Elle dédaigna toute réserve, lui montra son corps, morceau par morceau. « Le busc de mon corset me blesse, aide-moi, veux-tu ? » La chemise tombait, découvrait la poitrine. Des troubles assaillaient l’enfant, mais il ne devinait pas le désir de sa tante, et il craignait qu’elle ne s’irritât d’un mot ou d’un geste.

Alors, exaspérée de cette timidité, elle le prit.

Trois dimanches consécutifs, elle recommença. Louis s’abandonnait. Mais le quatrième, comme il implorait ses caresses, elle le rudoya. Cela l’ennuyait. L’enfant l’aimait. Il fut malheureux.

Elle ne le sut pas. Dévoré de remords, il cachait sa passion comme une honte. Il volait les vieux gants et les fleurs fanées. Avec des cheveux pieusement arrachés au peigne de sa maîtresse, il se fit tresser une bague dont le prix absorba ses économies. Il se fortifia dans l’étude du dessin, et il tâchait de confier à un bout de papier furtif une ressemblance qui le fuyait.

Comme auparavant, Lucie n’attachait aucune valeur à sa présence. Sans intention méchante, elle laissait ouverte la porte de son cabinet de toilette. De loin, les yeux pleins de grosses larmes, il contemplait cette chair blanche, désormais inaccessible. Une fois, comme Lucie raillait les manches trop courtes de sa tunique, il s’abattit sur elle et il sanglotait :

— Tante, tante, ne vous moquez pas, j’ai du chagrin.

Elle le consola, et elle se disait en elle-même :

— Est-il bête d’être susceptible à ce point-là, ce gamin.

Il négligea ses devoirs, eut de mauvaises notes, et ses joues se creusèrent. Sa mère lui enjoignit de boire du quinquina.

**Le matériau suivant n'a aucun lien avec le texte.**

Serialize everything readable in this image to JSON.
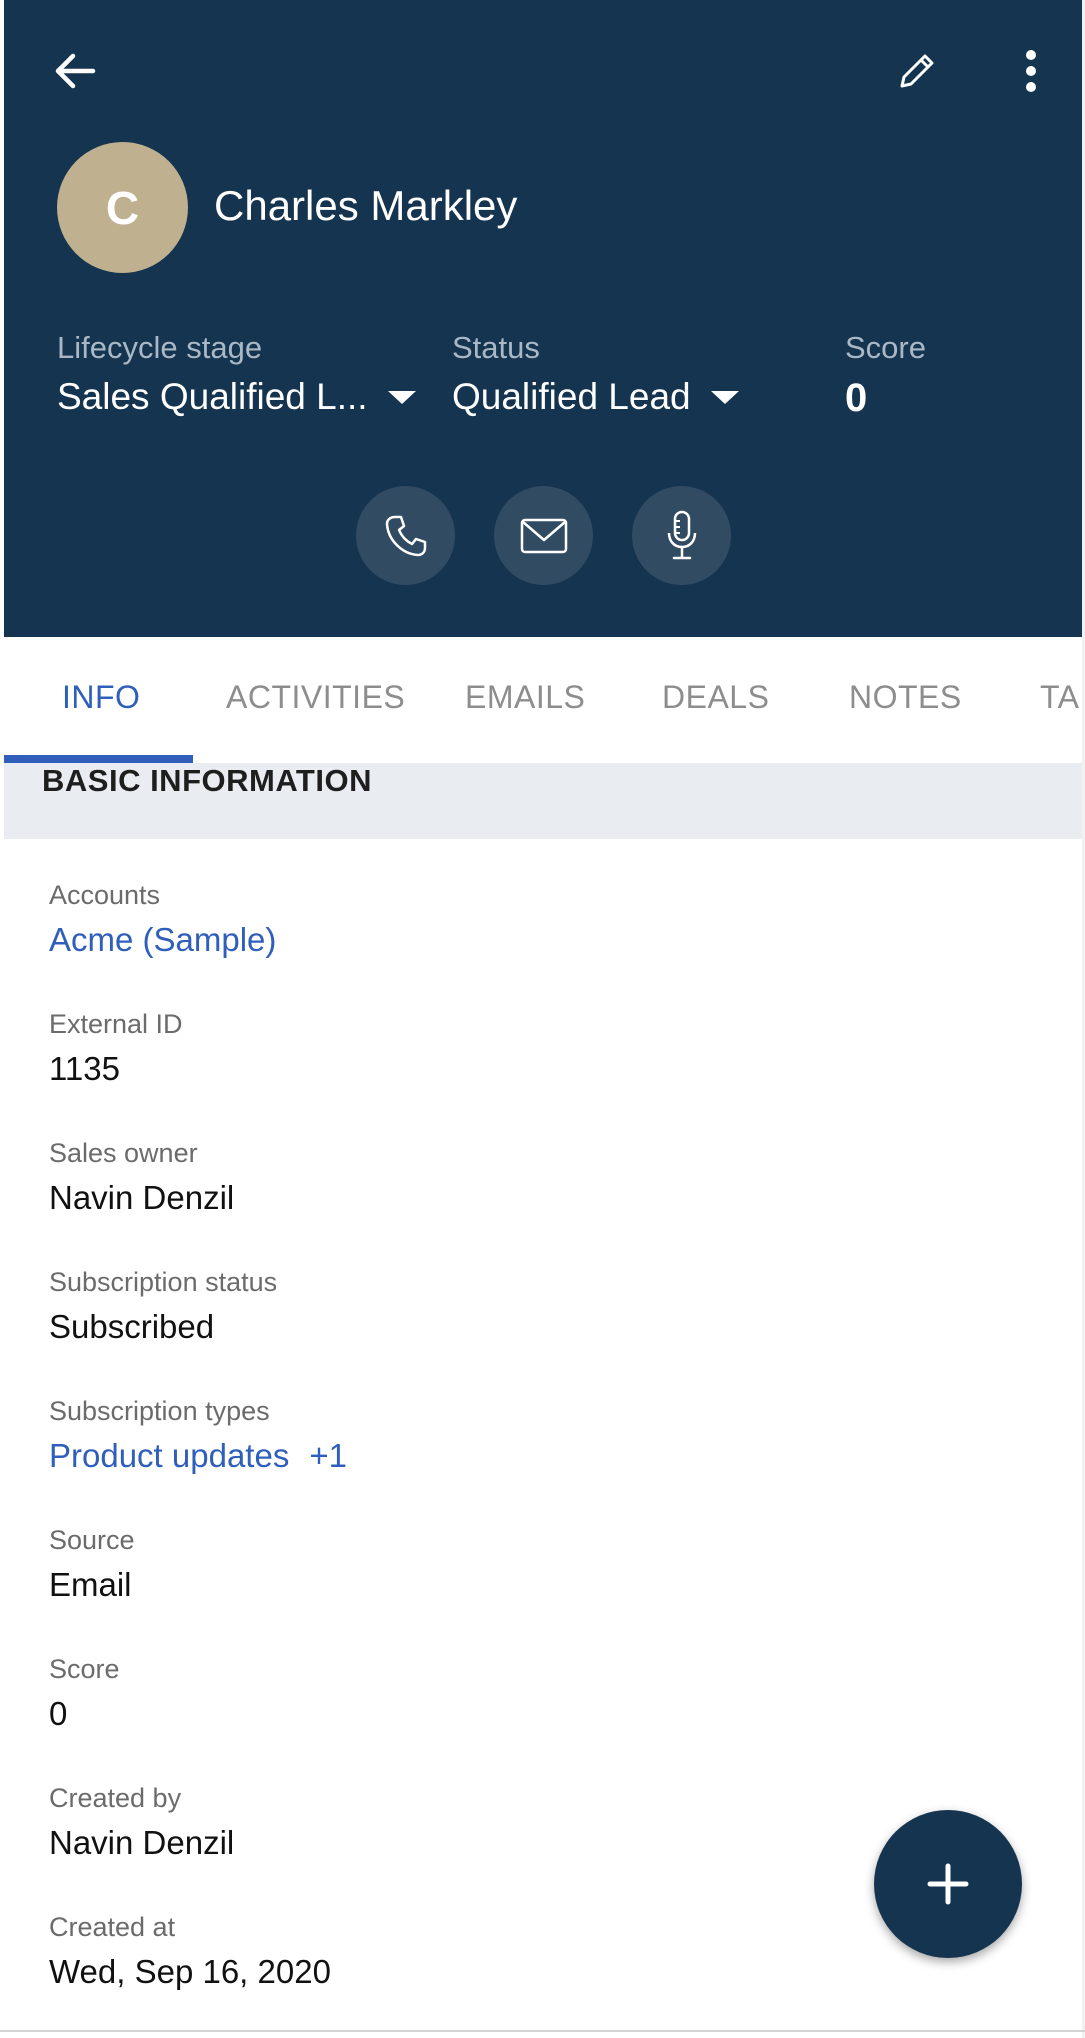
{
  "header": {
    "back_icon": "arrow-left-icon",
    "edit_icon": "pencil-icon",
    "more_icon": "more-vertical-icon",
    "avatar_initial": "C",
    "avatar_color": "#bfb08f",
    "contact_name": "Charles Markley",
    "background_color": "#15344f"
  },
  "stats": {
    "lifecycle_label": "Lifecycle stage",
    "lifecycle_value": "Sales Qualified L...",
    "status_label": "Status",
    "status_value": "Qualified Lead",
    "score_label": "Score",
    "score_value": "0"
  },
  "actions": {
    "call_icon": "phone-icon",
    "email_icon": "mail-icon",
    "voice_icon": "microphone-icon"
  },
  "tabs": [
    {
      "label": "INFO",
      "active": true
    },
    {
      "label": "ACTIVITIES",
      "active": false
    },
    {
      "label": "EMAILS",
      "active": false
    },
    {
      "label": "DEALS",
      "active": false
    },
    {
      "label": "NOTES",
      "active": false
    },
    {
      "label": "TA",
      "active": false
    }
  ],
  "section": {
    "title": "BASIC INFORMATION"
  },
  "fields": {
    "accounts": {
      "label": "Accounts",
      "value": "Acme (Sample)"
    },
    "external_id": {
      "label": "External ID",
      "value": "1135"
    },
    "sales_owner": {
      "label": "Sales owner",
      "value": "Navin Denzil"
    },
    "subscription_status": {
      "label": "Subscription status",
      "value": "Subscribed"
    },
    "subscription_types": {
      "label": "Subscription types",
      "value": "Product updates",
      "extra": "+1"
    },
    "source": {
      "label": "Source",
      "value": "Email"
    },
    "score": {
      "label": "Score",
      "value": "0"
    },
    "created_by": {
      "label": "Created by",
      "value": "Navin Denzil"
    },
    "created_at": {
      "label": "Created at",
      "value": "Wed, Sep 16, 2020"
    }
  },
  "fab": {
    "icon": "plus-icon"
  },
  "colors": {
    "accent": "#2f5fbb",
    "header": "#15344f"
  }
}
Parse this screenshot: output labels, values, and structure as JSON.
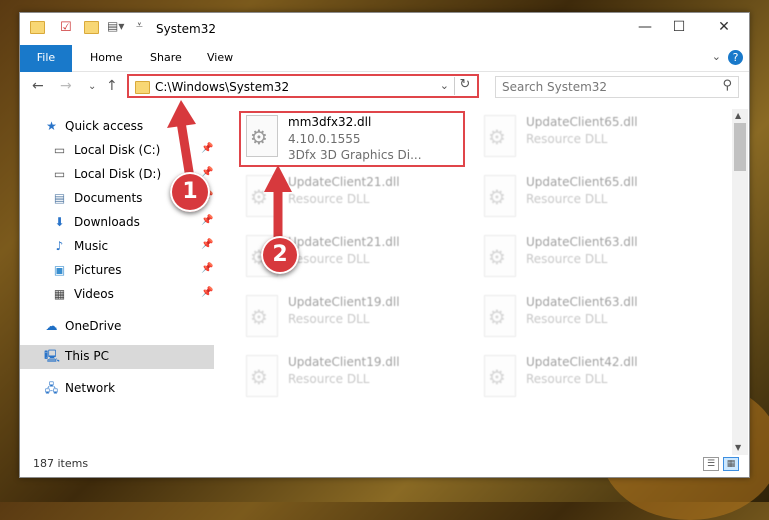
{
  "window": {
    "title": "System32"
  },
  "controls": {
    "minimize": "—",
    "maximize": "☐",
    "close": "✕"
  },
  "ribbon": {
    "tabs": [
      "File",
      "Home",
      "Share",
      "View"
    ],
    "help": "?"
  },
  "address": {
    "path": "C:\\Windows\\System32",
    "refresh": "↻",
    "dropdown": "⌄"
  },
  "search": {
    "placeholder": "Search System32"
  },
  "sidebar": {
    "items": [
      {
        "label": "Quick access",
        "icon": "star-icon",
        "pinned": false
      },
      {
        "label": "Local Disk (C:)",
        "icon": "drive-icon",
        "pinned": true
      },
      {
        "label": "Local Disk (D:)",
        "icon": "drive-icon",
        "pinned": true
      },
      {
        "label": "Documents",
        "icon": "documents-icon",
        "pinned": true
      },
      {
        "label": "Downloads",
        "icon": "download-icon",
        "pinned": true
      },
      {
        "label": "Music",
        "icon": "music-icon",
        "pinned": true
      },
      {
        "label": "Pictures",
        "icon": "pictures-icon",
        "pinned": true
      },
      {
        "label": "Videos",
        "icon": "videos-icon",
        "pinned": true
      },
      {
        "label": "OneDrive",
        "icon": "cloud-icon",
        "pinned": false
      },
      {
        "label": "This PC",
        "icon": "computer-icon",
        "pinned": false
      },
      {
        "label": "Network",
        "icon": "network-icon",
        "pinned": false
      }
    ],
    "selected": "This PC"
  },
  "files": [
    {
      "name": "mm3dfx32.dll",
      "line2": "4.10.0.1555",
      "line3": "3Dfx 3D Graphics Di...",
      "highlighted": true
    },
    {
      "name": "UpdateClient65.dll",
      "line2": "Resource DLL"
    },
    {
      "name": "UpdateClient21.dll",
      "line2": "Resource DLL"
    },
    {
      "name": "UpdateClient65.dll",
      "line2": "Resource DLL"
    },
    {
      "name": "UpdateClient21.dll",
      "line2": "Resource DLL"
    },
    {
      "name": "UpdateClient63.dll",
      "line2": "Resource DLL"
    },
    {
      "name": "UpdateClient19.dll",
      "line2": "Resource DLL"
    },
    {
      "name": "UpdateClient63.dll",
      "line2": "Resource DLL"
    },
    {
      "name": "UpdateClient19.dll",
      "line2": "Resource DLL"
    },
    {
      "name": "UpdateClient42.dll",
      "line2": "Resource DLL"
    }
  ],
  "status": {
    "count": "187 items"
  },
  "callouts": [
    "1",
    "2"
  ],
  "colors": {
    "accent": "#1979ca",
    "highlight": "#e0454a",
    "callout": "#d7393d"
  }
}
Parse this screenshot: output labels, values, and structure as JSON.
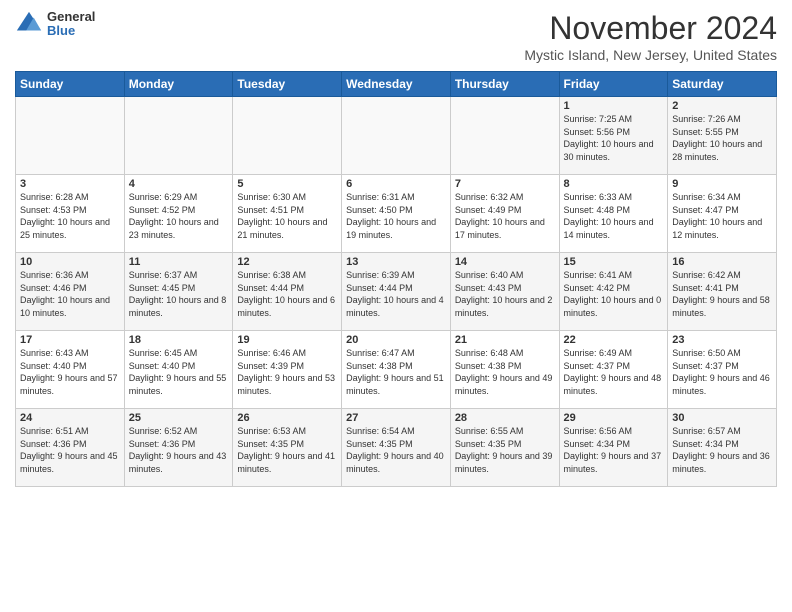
{
  "logo": {
    "general": "General",
    "blue": "Blue"
  },
  "header": {
    "month": "November 2024",
    "location": "Mystic Island, New Jersey, United States"
  },
  "weekdays": [
    "Sunday",
    "Monday",
    "Tuesday",
    "Wednesday",
    "Thursday",
    "Friday",
    "Saturday"
  ],
  "weeks": [
    [
      {
        "day": "",
        "info": ""
      },
      {
        "day": "",
        "info": ""
      },
      {
        "day": "",
        "info": ""
      },
      {
        "day": "",
        "info": ""
      },
      {
        "day": "",
        "info": ""
      },
      {
        "day": "1",
        "info": "Sunrise: 7:25 AM\nSunset: 5:56 PM\nDaylight: 10 hours and 30 minutes."
      },
      {
        "day": "2",
        "info": "Sunrise: 7:26 AM\nSunset: 5:55 PM\nDaylight: 10 hours and 28 minutes."
      }
    ],
    [
      {
        "day": "3",
        "info": "Sunrise: 6:28 AM\nSunset: 4:53 PM\nDaylight: 10 hours and 25 minutes."
      },
      {
        "day": "4",
        "info": "Sunrise: 6:29 AM\nSunset: 4:52 PM\nDaylight: 10 hours and 23 minutes."
      },
      {
        "day": "5",
        "info": "Sunrise: 6:30 AM\nSunset: 4:51 PM\nDaylight: 10 hours and 21 minutes."
      },
      {
        "day": "6",
        "info": "Sunrise: 6:31 AM\nSunset: 4:50 PM\nDaylight: 10 hours and 19 minutes."
      },
      {
        "day": "7",
        "info": "Sunrise: 6:32 AM\nSunset: 4:49 PM\nDaylight: 10 hours and 17 minutes."
      },
      {
        "day": "8",
        "info": "Sunrise: 6:33 AM\nSunset: 4:48 PM\nDaylight: 10 hours and 14 minutes."
      },
      {
        "day": "9",
        "info": "Sunrise: 6:34 AM\nSunset: 4:47 PM\nDaylight: 10 hours and 12 minutes."
      }
    ],
    [
      {
        "day": "10",
        "info": "Sunrise: 6:36 AM\nSunset: 4:46 PM\nDaylight: 10 hours and 10 minutes."
      },
      {
        "day": "11",
        "info": "Sunrise: 6:37 AM\nSunset: 4:45 PM\nDaylight: 10 hours and 8 minutes."
      },
      {
        "day": "12",
        "info": "Sunrise: 6:38 AM\nSunset: 4:44 PM\nDaylight: 10 hours and 6 minutes."
      },
      {
        "day": "13",
        "info": "Sunrise: 6:39 AM\nSunset: 4:44 PM\nDaylight: 10 hours and 4 minutes."
      },
      {
        "day": "14",
        "info": "Sunrise: 6:40 AM\nSunset: 4:43 PM\nDaylight: 10 hours and 2 minutes."
      },
      {
        "day": "15",
        "info": "Sunrise: 6:41 AM\nSunset: 4:42 PM\nDaylight: 10 hours and 0 minutes."
      },
      {
        "day": "16",
        "info": "Sunrise: 6:42 AM\nSunset: 4:41 PM\nDaylight: 9 hours and 58 minutes."
      }
    ],
    [
      {
        "day": "17",
        "info": "Sunrise: 6:43 AM\nSunset: 4:40 PM\nDaylight: 9 hours and 57 minutes."
      },
      {
        "day": "18",
        "info": "Sunrise: 6:45 AM\nSunset: 4:40 PM\nDaylight: 9 hours and 55 minutes."
      },
      {
        "day": "19",
        "info": "Sunrise: 6:46 AM\nSunset: 4:39 PM\nDaylight: 9 hours and 53 minutes."
      },
      {
        "day": "20",
        "info": "Sunrise: 6:47 AM\nSunset: 4:38 PM\nDaylight: 9 hours and 51 minutes."
      },
      {
        "day": "21",
        "info": "Sunrise: 6:48 AM\nSunset: 4:38 PM\nDaylight: 9 hours and 49 minutes."
      },
      {
        "day": "22",
        "info": "Sunrise: 6:49 AM\nSunset: 4:37 PM\nDaylight: 9 hours and 48 minutes."
      },
      {
        "day": "23",
        "info": "Sunrise: 6:50 AM\nSunset: 4:37 PM\nDaylight: 9 hours and 46 minutes."
      }
    ],
    [
      {
        "day": "24",
        "info": "Sunrise: 6:51 AM\nSunset: 4:36 PM\nDaylight: 9 hours and 45 minutes."
      },
      {
        "day": "25",
        "info": "Sunrise: 6:52 AM\nSunset: 4:36 PM\nDaylight: 9 hours and 43 minutes."
      },
      {
        "day": "26",
        "info": "Sunrise: 6:53 AM\nSunset: 4:35 PM\nDaylight: 9 hours and 41 minutes."
      },
      {
        "day": "27",
        "info": "Sunrise: 6:54 AM\nSunset: 4:35 PM\nDaylight: 9 hours and 40 minutes."
      },
      {
        "day": "28",
        "info": "Sunrise: 6:55 AM\nSunset: 4:35 PM\nDaylight: 9 hours and 39 minutes."
      },
      {
        "day": "29",
        "info": "Sunrise: 6:56 AM\nSunset: 4:34 PM\nDaylight: 9 hours and 37 minutes."
      },
      {
        "day": "30",
        "info": "Sunrise: 6:57 AM\nSunset: 4:34 PM\nDaylight: 9 hours and 36 minutes."
      }
    ]
  ]
}
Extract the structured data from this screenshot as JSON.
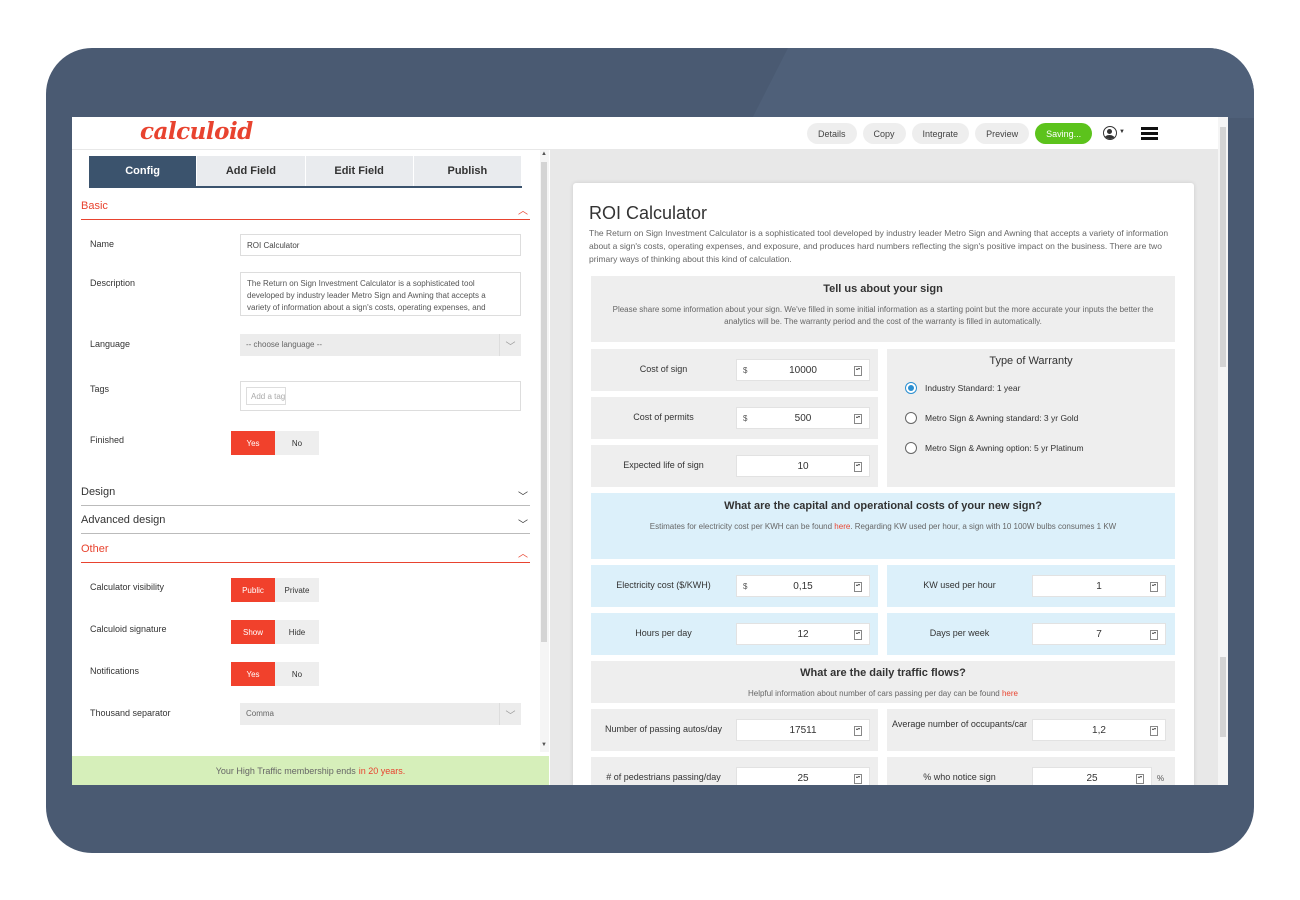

Lucie, cependant, compliquait ses aventures en les entremêlant. Elle voulait même s’épargner les intervalles qui les divisaient, transitions critiques où elle souffrait comme d’un manque d’air ou de nourriture. La satisfaction d’avoir beaucoup d’amants n’équivaut pas à celle d’en avoir beaucoup à la fois. Ce dernier plaisir, en outre, contient le premier. Il lui fallait, selon son expression, « du pain sur la planche ».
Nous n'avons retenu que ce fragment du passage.